Back then, curses was mostly broken so the code supported three backends: curses, slang and a built-in version of slang. Over time, ncurses became a standard and addressed the bugs and limitations that existed back then. These days ncurses has mouse support built right into the API, so many of the hacks that used to exist in MC are no longer necessary.

When MC was originally developed, not only curses was broken, but terminal settings could be wrong, terminfo and termcap databases were often wrong and in general things were consistely broken. The old midnight commander had its own Learn-the-keys system, and its own system for mapping escape sequences to function keys. None of this is necessary anymore

ncurses support Unicode output, so this codebase takes advantage of this and the built-in viewer uses the .NET powered Encoding class to render files, allowing not only various common formats to be viewed, but will easily allow various fringe character set encodings to be supported with little effort.

Virtual File Systems

The original Midnight Commander was the first Unix file manager that had a virtual file system (VFS) interface. This virtual file system was later adopted by KDE and Gnome. But application-specific virtual file systems are no longer necessary as both Linux and MacOS now support FUSE as a kernel-supported user-pluggable file system interface.

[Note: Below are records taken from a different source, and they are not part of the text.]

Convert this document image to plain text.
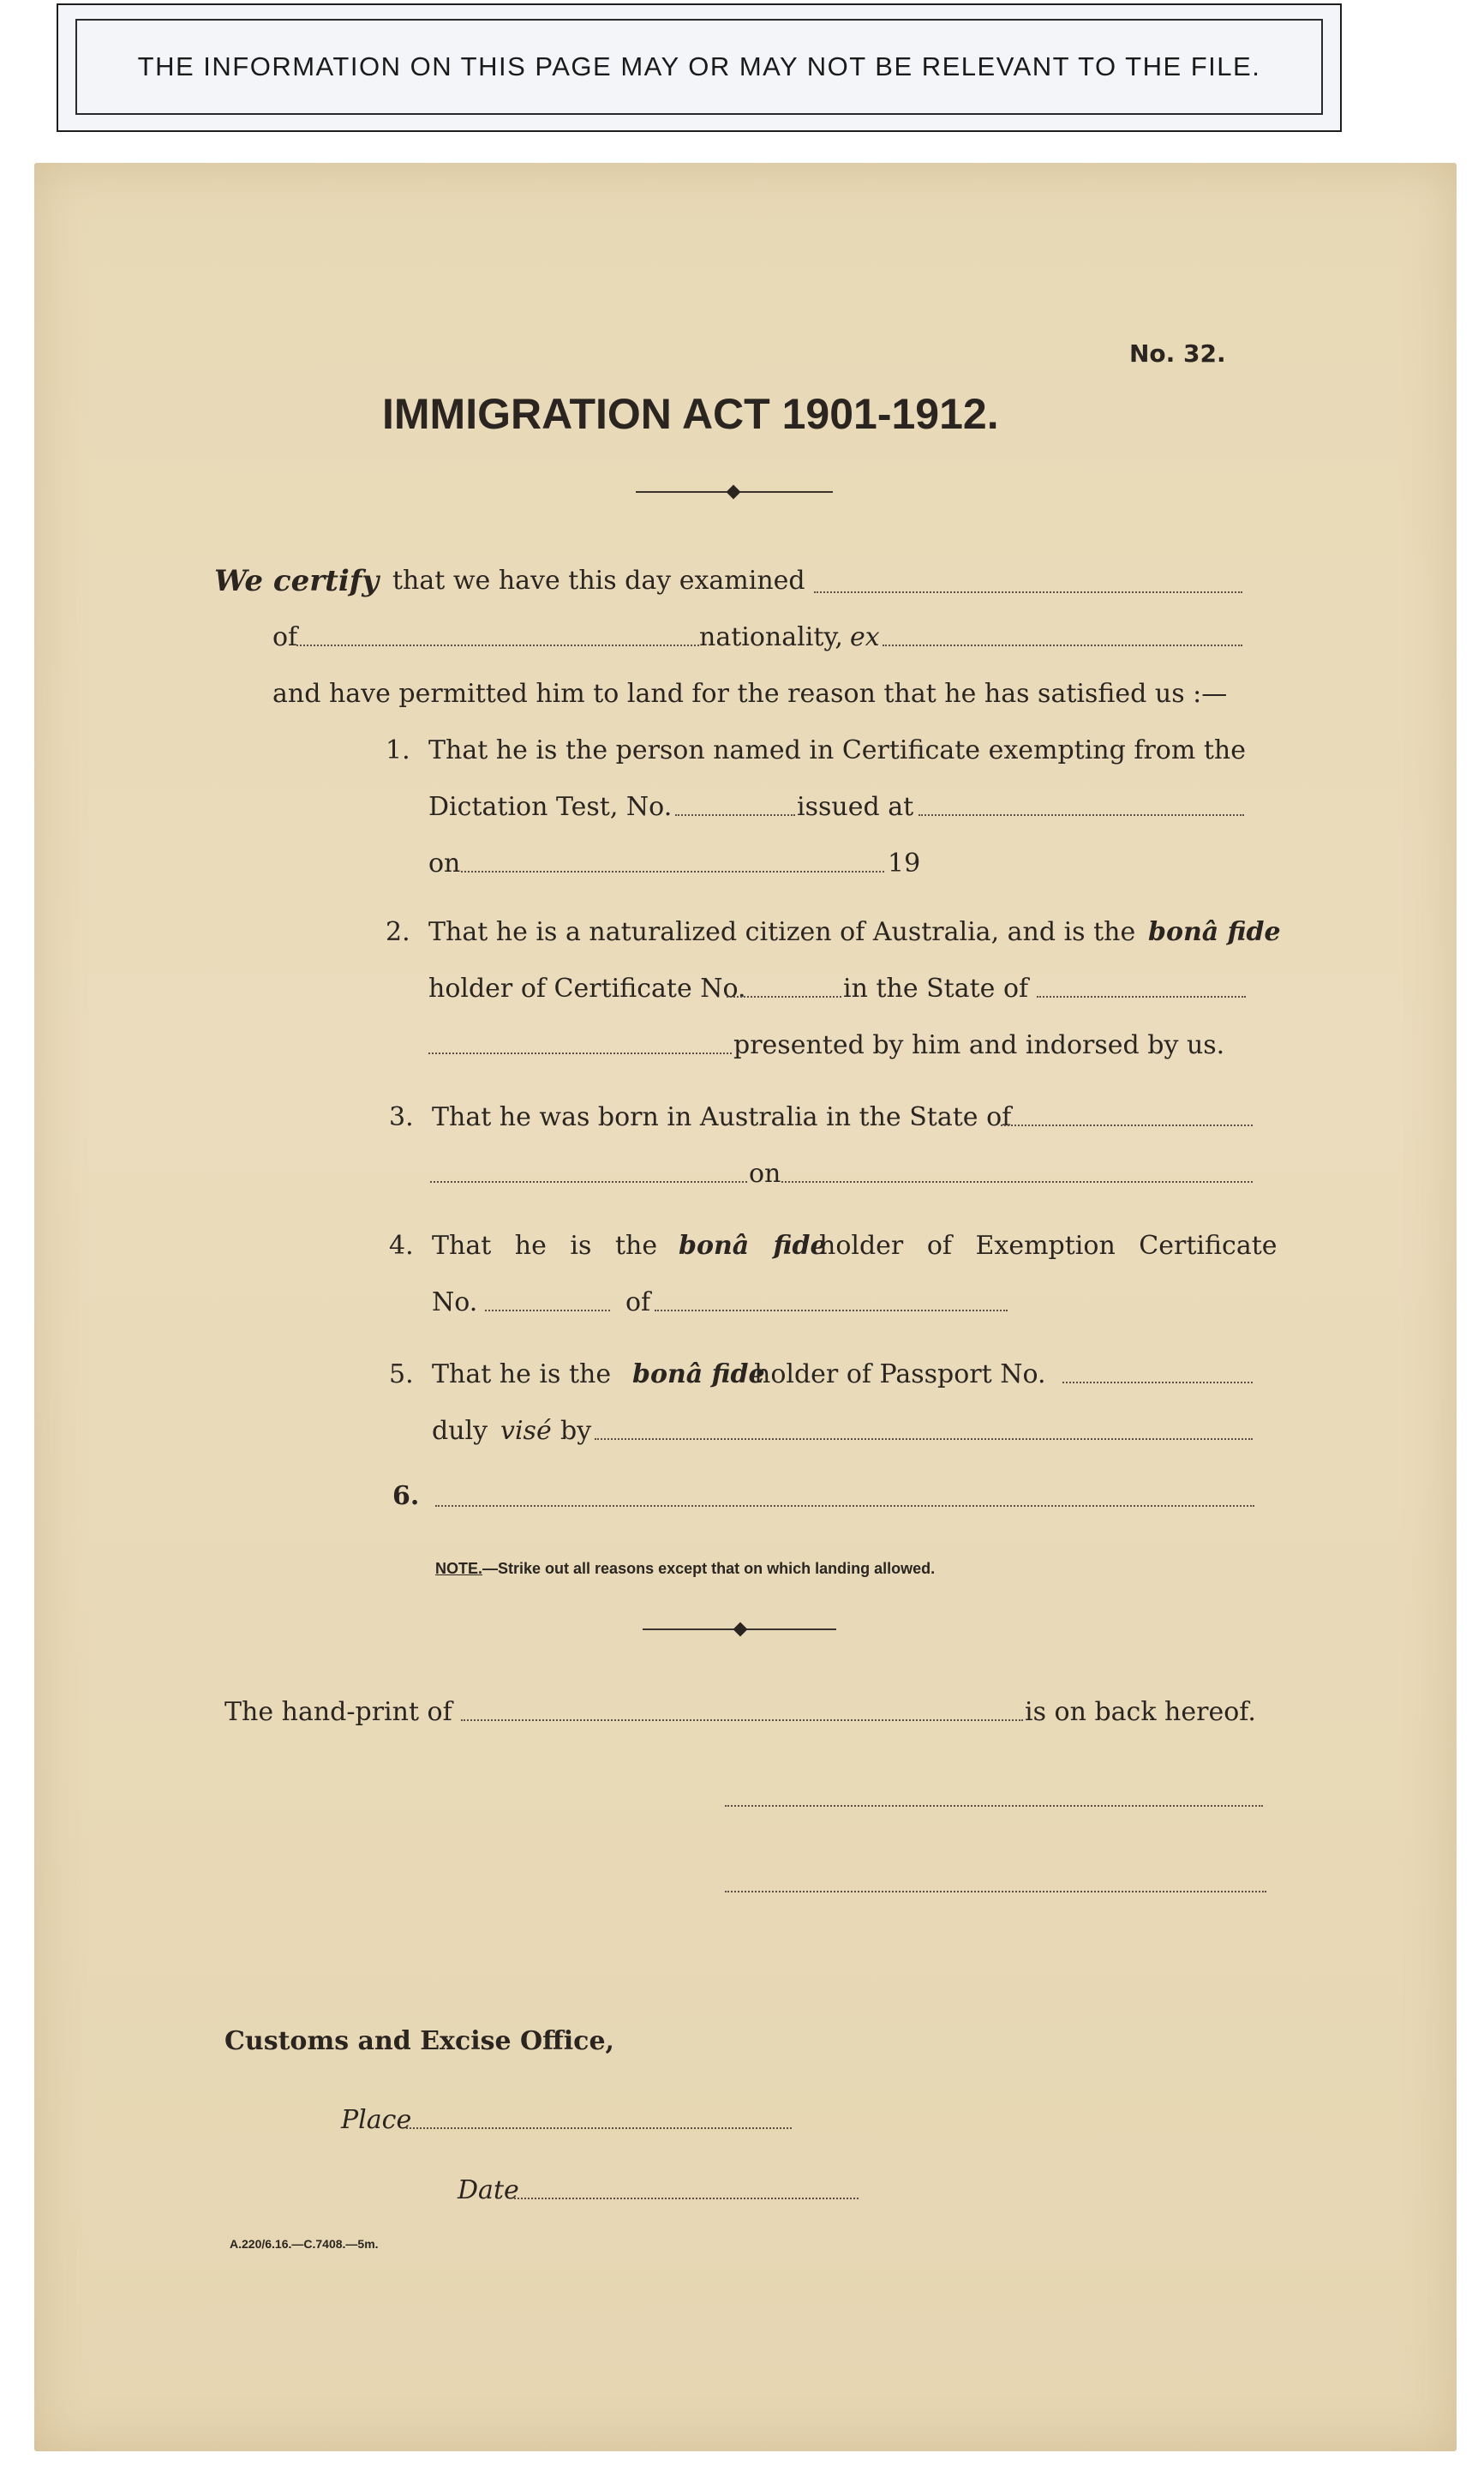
THE INFORMATION ON THIS PAGE MAY OR MAY NOT BE RELEVANT TO THE FILE.
No. 32.
IMMIGRATION ACT 1901-1912.
We certify that we have this day examined
of	nationality, ex
and have permitted him to land for the reason that he has satisfied us :—
1. That he is the person named in Certificate exempting from the
Dictation Test, No.	issued at
on	19
2. That he is a naturalized citizen of Australia, and is the bonâ fide
holder of Certificate No.	in the State of
presented by him and indorsed by us.
3. That he was born in Australia in the State of
on
4. That he is the bonâ fide
holder of Exemption Certificate
No.	of
5. That he is the bonâ fide
holder of Passport No.
duly visé by
6.
NOTE.—Strike out all reasons except that on which landing allowed.
The hand-print of	is on back hereof.
Customs and Excise Office,
Place
Date
A.220/6.16.—C.7408.—5m.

The Mouseless Commander no longer ships its own VFS, and instead will integrate with the operating system FUSE functionality to provide access to archives and remote storage facilities.

Features and Usability

Many features that were added to Midnight Commander over the years in retrospect were not very good ideas. SOme of the dialog boxes grew to become too complicated, and not only was it hard to explain to users what they did, I could not even remember how to use some of the most advanced features like pattern renaming (common in DOS).

Many of the file copying options were advanced features that I never changed or switched in the past 18 years. At the time, it probably made sense that we might have wanted to control with precision how files were copied, or moved, but the solution we came up with was poorly designed.

The dialog boxes became cluttered, and the tab-order was downright odd due to all of those features. So none of that complexity is available here.

Although MC had an hex editor, very few people knew how to activate it (Open viewer, activate hex mode, hit Edit).